Friday, July 24, 2009

Government Health Care Flow Chart (from Congress)

This chart is from Congress and illustrates how simple our new government health care will be. I'm not making this up, this is not a joke, although I can see where you would get that.

Thursday, July 23, 2009

I beg to differ Mr. President

President Obama,

You were asked last night about a black Harvard Professor who was arrested for disorderly conduct after breaking into his own home. The police responded to a call of two men breaking in to the home, asked to see his ID, and he defiantly refused and accused the officers of racism. Eventually he shows proof of ownership, but continues to be agitated. You said that "I think it's fair to say, No. 1, any of us would be pretty angry,"

Apparently you and I are different. I would not be upset to see the police showing to prevent what looked like a burglary of my property. I would be grateful and happily show them my ID. I would be left thinking I live in a safe neighborhood with a good neighborhood watch. Hopefully I would know my neighbors so they would have recognized me in the first place, but that's beside the point.

And then you had the boldness to say "No. 2, that the Cambridge police acted stupidly in arresting somebody when there was already proof that they were in their own home." I still can't believe called the police officers stupid for doing their job and responding to a robbery. Sure, now you are claiming that you were calling the incident stupid. But clearly you said the police acted stupidly, which implies you called the police officers stupid. The professor was not arrested at that point for breaking into his home, he was arrested for disorderly conduct.

You then said "And No. 3 — what I think we know separate and apart from this incident — is that there is a long history in this country of African-Americans and Latinos being stopped by law enforcement disproportionally and that’s just a fact." Whether or not you not you said it was apart from this incident, your words in fact imply you are calling the officers racists. I think its obvious this wasn't a case of racism. Perhaps the man shouldn't have been arrested, but if you're being yelled at and called a racist for doing your job you aren't going to be sympathetic. There was a black officer present. Additionally, the arresting officer has taught a diversity class to other officers for the past five years. I don't think a racist would do that. The police officer shouldn't be apologizing, you and the professor you should be apologizing for calling him racist.

It wouldn't surprise me if your friend Professor Gates wanted to be arrested. I'm not saying he came thinking he would get arrested. But now that he was arrested he is on cable news. Next thing you know he will be announcing his book deal.



Health Care - Worth Taking the Time to Fix

Yesterday, thankfully, it was announced that the health care bill will not be voted on before the August recess despite President Obama's time table to do so. (You can't blame the Republicans anymore, the Democrats have a filibuster-proof majority in the Senate so all the delays are from their disagreements) This is only a good thing, in my opinion, no matter what side you stand on.

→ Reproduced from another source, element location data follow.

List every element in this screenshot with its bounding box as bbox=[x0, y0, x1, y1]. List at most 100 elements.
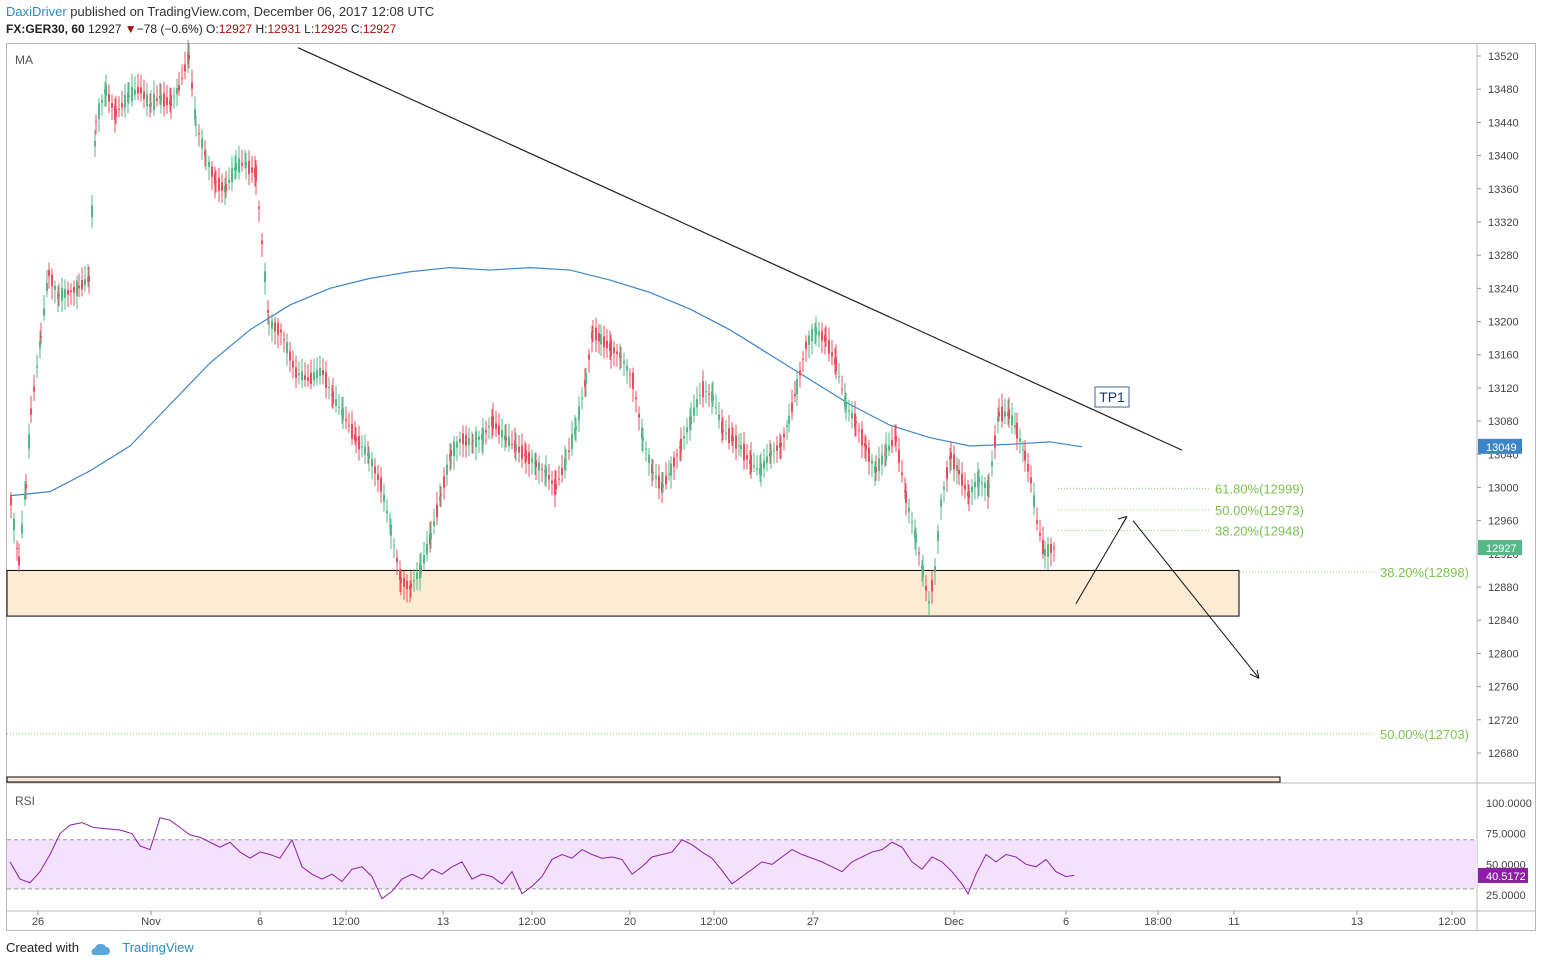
candle-body bbox=[642, 437, 644, 441]
close-value: 12927 bbox=[362, 22, 397, 36]
candle-body bbox=[498, 425, 500, 435]
y-tick-label: 13280 bbox=[1488, 250, 1519, 262]
x-tick-label: 12:00 bbox=[700, 916, 728, 928]
candle-body bbox=[592, 330, 594, 332]
candle-body bbox=[558, 478, 560, 480]
candle-body bbox=[131, 86, 133, 102]
candle-body bbox=[198, 132, 200, 135]
candle-body bbox=[943, 486, 945, 490]
fib-label: 50.00%(12703) bbox=[1380, 727, 1469, 742]
candle-body bbox=[953, 454, 955, 470]
candle-body bbox=[665, 475, 667, 485]
y-tick-label: 13200 bbox=[1488, 317, 1519, 329]
candle-body bbox=[871, 460, 873, 464]
candle-body bbox=[137, 86, 139, 94]
y-tick-label: 12880 bbox=[1488, 582, 1519, 594]
x-tick-label: Nov bbox=[141, 916, 161, 928]
candle-body bbox=[971, 486, 973, 493]
author-link[interactable]: DaxiDriver bbox=[6, 4, 67, 19]
candle-body bbox=[981, 482, 983, 484]
y-tick-label: 13160 bbox=[1488, 350, 1519, 362]
candle-body bbox=[538, 462, 540, 471]
candle-body bbox=[786, 425, 788, 427]
candle-body bbox=[462, 433, 464, 445]
ma-indicator-label: MA bbox=[15, 53, 33, 67]
candle-body bbox=[76, 280, 78, 296]
candle-body bbox=[351, 423, 353, 439]
candle-body bbox=[18, 556, 20, 566]
candle-body bbox=[178, 85, 180, 91]
candle-body bbox=[371, 459, 373, 467]
candle-body bbox=[310, 372, 312, 384]
candle-body bbox=[696, 399, 698, 408]
candle-body bbox=[488, 426, 490, 428]
y-tick-label: 13000 bbox=[1488, 482, 1519, 494]
candle-body bbox=[861, 429, 863, 446]
candle-body bbox=[482, 428, 484, 445]
y-tick-label: 12800 bbox=[1488, 648, 1519, 660]
candle-body bbox=[651, 464, 653, 474]
candle-body bbox=[780, 442, 782, 447]
candle-body bbox=[613, 347, 615, 353]
candle-body bbox=[545, 466, 547, 478]
candle-body bbox=[121, 103, 123, 108]
candle-body bbox=[626, 366, 628, 371]
candle-body bbox=[140, 87, 142, 94]
candle-body bbox=[525, 450, 527, 461]
candle-body bbox=[753, 465, 755, 467]
open-label: O: bbox=[206, 22, 219, 36]
candle-body bbox=[845, 402, 847, 410]
candle-body bbox=[799, 370, 801, 376]
candle-body bbox=[307, 377, 309, 382]
candle-body bbox=[680, 438, 682, 451]
candle-body bbox=[374, 466, 376, 474]
demand-zone bbox=[6, 569, 1240, 617]
candle-body bbox=[64, 288, 66, 298]
candle-body bbox=[1053, 547, 1055, 549]
candle-body bbox=[998, 411, 1000, 417]
candle-body bbox=[1011, 415, 1013, 426]
candle-body bbox=[1004, 411, 1006, 417]
candle-body bbox=[1047, 544, 1049, 557]
candle-body bbox=[426, 544, 428, 555]
candle-body bbox=[598, 333, 600, 342]
x-tick-label: Dec bbox=[944, 916, 964, 928]
candle-body bbox=[658, 475, 660, 489]
candle-body bbox=[118, 108, 120, 110]
candle-body bbox=[399, 569, 401, 581]
chart-frame[interactable] bbox=[6, 43, 1536, 931]
rsi-value-label: 40.5172 bbox=[1486, 871, 1526, 883]
ma-line bbox=[9, 266, 1083, 497]
candle-body bbox=[925, 586, 927, 591]
candle-body bbox=[51, 274, 53, 287]
candle-body bbox=[505, 437, 507, 441]
candle-body bbox=[690, 415, 692, 425]
candle-body bbox=[191, 82, 193, 89]
candle-body bbox=[623, 360, 625, 364]
candle-body bbox=[286, 341, 288, 354]
candle-body bbox=[348, 425, 350, 427]
candle-body bbox=[195, 123, 197, 125]
candle-body bbox=[791, 402, 793, 413]
candle-body bbox=[28, 434, 30, 449]
candle-body bbox=[620, 355, 622, 357]
x-tick-label: 13 bbox=[437, 916, 449, 928]
candle-body bbox=[1030, 477, 1032, 484]
candle-body bbox=[763, 460, 765, 469]
candle-body bbox=[987, 480, 989, 496]
candle-body bbox=[740, 445, 742, 450]
candle-body bbox=[824, 335, 826, 342]
candle-body bbox=[574, 428, 576, 435]
candle-body bbox=[632, 372, 634, 389]
candle-body bbox=[1024, 450, 1026, 461]
x-tick-label: 12:00 bbox=[332, 916, 360, 928]
rsi-value-badge bbox=[1478, 867, 1528, 883]
x-tick-label: 12:00 bbox=[1438, 916, 1466, 928]
tradingview-link[interactable]: TradingView bbox=[122, 940, 194, 955]
tradingview-cloud-icon[interactable] bbox=[89, 942, 111, 956]
candle-body bbox=[73, 286, 75, 293]
candle-body bbox=[30, 408, 32, 415]
candle-body bbox=[280, 329, 282, 333]
candle-body bbox=[194, 109, 196, 120]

If health care is as important an issue as it is claimed, then we the American people deserve for any bill promising reform to have had the time devoted to it to try and ensure it is well thought out. There are many issues yet to have been addressed, including how much exactly this will cost, how we will pay for it, who and how covered procedures and medicines will be determined, what sacrifices we will have to make, (and there will be, despite vague answers) and more. This are not easy and light issues. As of yet, I have not heard satisfactory answers to these questions. His news conference Wednesday certainly failed to offer them. To try and push such a bill through without these questions having been addressed and explained to the American people, who should have a chance to respond, was ludicrous on the part of the President.

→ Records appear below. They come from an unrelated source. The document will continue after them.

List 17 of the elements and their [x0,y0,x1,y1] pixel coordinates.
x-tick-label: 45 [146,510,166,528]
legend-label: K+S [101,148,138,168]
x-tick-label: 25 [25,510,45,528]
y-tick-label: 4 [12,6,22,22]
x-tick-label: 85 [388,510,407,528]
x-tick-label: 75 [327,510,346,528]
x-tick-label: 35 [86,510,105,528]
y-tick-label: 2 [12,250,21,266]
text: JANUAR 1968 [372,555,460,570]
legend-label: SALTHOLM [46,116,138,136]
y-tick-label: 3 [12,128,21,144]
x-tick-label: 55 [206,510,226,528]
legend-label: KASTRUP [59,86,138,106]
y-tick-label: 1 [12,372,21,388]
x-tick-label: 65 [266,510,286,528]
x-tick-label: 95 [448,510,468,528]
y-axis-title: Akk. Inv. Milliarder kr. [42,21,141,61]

The problems of our nations health care have been around and developing for years. How then can you argue that a bill must be passed so quickly, that a couple more months cannot be given to try and ensure the bill is good? Many point to President Bush as having used the politics of fear to push through legislation in the wake of 9/11. I point to President Obama as using the politics of fear to push through health care and other legislation that dramatically changes the nature and role of our government. Obama is afraid if he doesn't get his bill passed soon, Americans will begin to realize that it isn't the silver bullet he promised. The economic crisis that burst forth open last October was not related to health care. (it was caused by over-borrowing, and is being fixed by over-borrowing) And yet, the President seems to connect the two and use the financial crisis as a pretext for rushing through health care reform. If President Bush used fear tactics, President Obama has used them from the beginning of his presidency.